Over in a comment on that LinkedIn post I mention above, Gianluca Filippini mentioned it isn't that bad using multiple Hailo NPUs:

HailoRT (and Tappas) provides a scheduler (RoundRobin) to handle multiple data pipelines using the same device. The example from github TAPPAS/multistream-multidevice shows how to use the scheduler on multiple hailo to handle different flows. As you can see this is all "data parallel" mode. AFAIK a "model split" across multiple device is still something more manual to be implemented via HailoRT API.

Jeff,
Keep doing the ridiculous things. It's interesting to watch, and also learn.
I want to be able to use a TPU, or and NPU, and be able to use an SSD; single use OCI appears to be the only flaw of the Raspberry PCI HAT. Running Linux from a micro SSD even with the additional data lane, or three,as the system disk is ridiculous.

Talking about ridiculous stuff, Dustin Sandlin of Smarter Every Day did something that was absolutely ridiculous, but also entertaining: fire two rifles at each other to get the bullets hit each in mid air; which they succeeded.

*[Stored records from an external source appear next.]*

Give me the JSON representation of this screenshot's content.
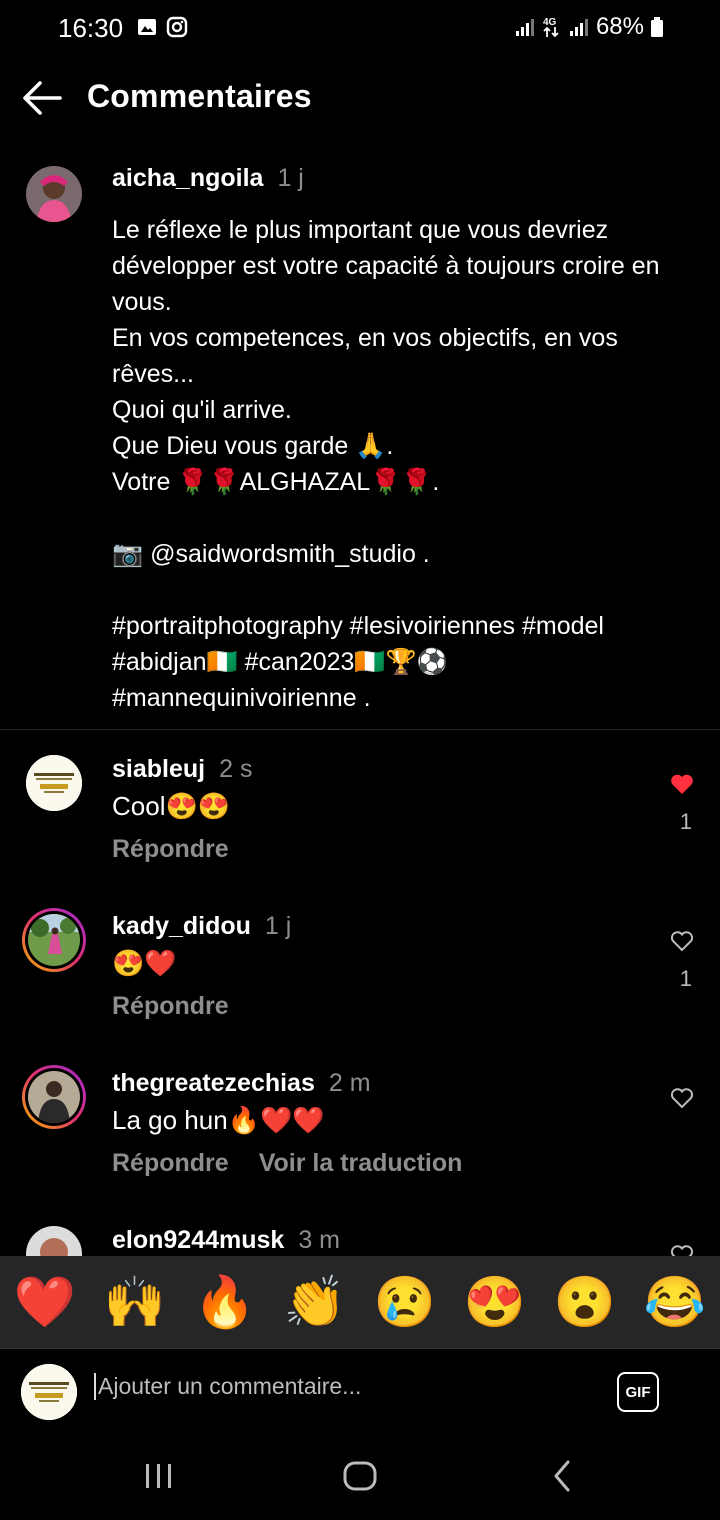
{
  "status_bar": {
    "time": "16:30",
    "battery": "68%"
  },
  "header": {
    "title": "Commentaires"
  },
  "caption": {
    "username": "aicha_ngoila",
    "time": "1 j",
    "text": "Le réflexe le plus important que vous devriez développer est votre capacité à toujours croire en vous.\nEn vos competences, en vos objectifs, en vos rêves...\nQuoi qu'il arrive.\nQue Dieu vous garde 🙏.\nVotre 🌹🌹ALGHAZAL🌹🌹.\n\n📷 @saidwordsmith_studio .\n\n#portraitphotography #lesivoiriennes #model #abidjan🇨🇮 #can2023🇨🇮🏆⚽ #mannequinivoirienne ."
  },
  "comments": [
    {
      "username": "siableuj",
      "time": "2 s",
      "text": "Cool😍😍",
      "reply": "Répondre",
      "likes": "1",
      "liked": true
    },
    {
      "username": "kady_didou",
      "time": "1 j",
      "text": "😍❤️",
      "reply": "Répondre",
      "likes": "1",
      "liked": false
    },
    {
      "username": "thegreatezechias",
      "time": "2 m",
      "text": "La go hun🔥❤️❤️",
      "reply": "Répondre",
      "translate": "Voir la traduction",
      "liked": false
    },
    {
      "username": "elon9244musk",
      "time": "3 m"
    }
  ],
  "emoji_bar": [
    "❤️",
    "🙌",
    "🔥",
    "👏",
    "😢",
    "😍",
    "😮",
    "😂"
  ],
  "input": {
    "placeholder": "Ajouter un commentaire...",
    "gif": "GIF"
  },
  "colors": {
    "like_red": "#ff3040",
    "muted": "#8e8e8e"
  }
}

It was also entertaining to see the Cicadas make their buzzing sound in slo-mo.

I'm keenly waiting for a video and/or article about hybrid clusters...

Hey Jeff, any idea if you'll be working to see if these NPUs work with Windows CoPilot? Would be cool to add NPU capabilities to a custom built PCs instead of just on laptops as it currently is to my current understanding.

I don't know yet—right now I'm trying to get my hands on one of Qualcomm's boxes so I can have the 'premium' Windows on Arm device to test with. Then I may fire up my Ampere workstation with Windows 11 again and see what I can do with some PCIe devices.